For a class of discrete, dissipative maps, which exhibit strange attractors, the path integrals in the functional integral representation of the dynamics can be performed analytically. Exact results are thereby derived for low-order statistical moments which are verified numerically.

The statistics of a more complicated nonlinear map, which models the heating of a Brownian charged particle by electrostatic waves, are also calculated analytically using a steepest descent method to evaluate the path integrals. Results are presented for the low-order statistical moments for three turbulent regimes which exhibit strange attractors corresponding to strong, intermediate, and weak collisional damping. In the dissipationless limit this map is equivalent to the conservative Chirikov-Taylor map.
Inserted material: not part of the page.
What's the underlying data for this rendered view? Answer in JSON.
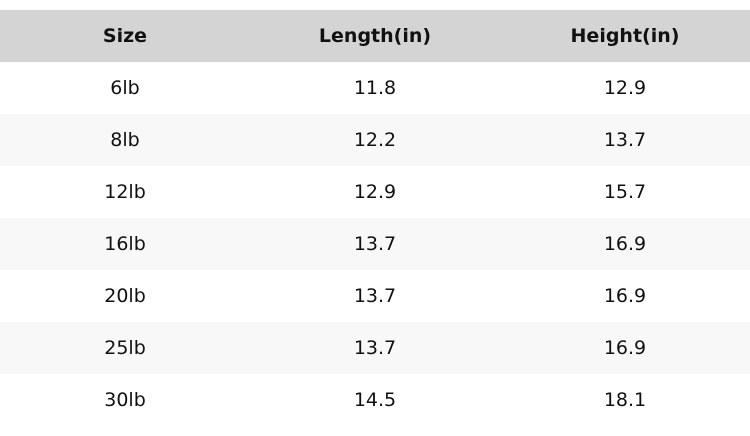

The turbulent behavior of the Chirikov-Taylor map is shown to be diffusive due to the intrinsic stochasticity; and the stochastic diffusion coefficient derived by Rechester and White is recovered. The statistical dynamics are significantly altered by the inclusion of damping which restricts the chaotic motion to a strange attractor which is bounded in phase space. These results provide a new description of the effects of collisional damping on the stochastic heating of plasmas by electrostatic waves.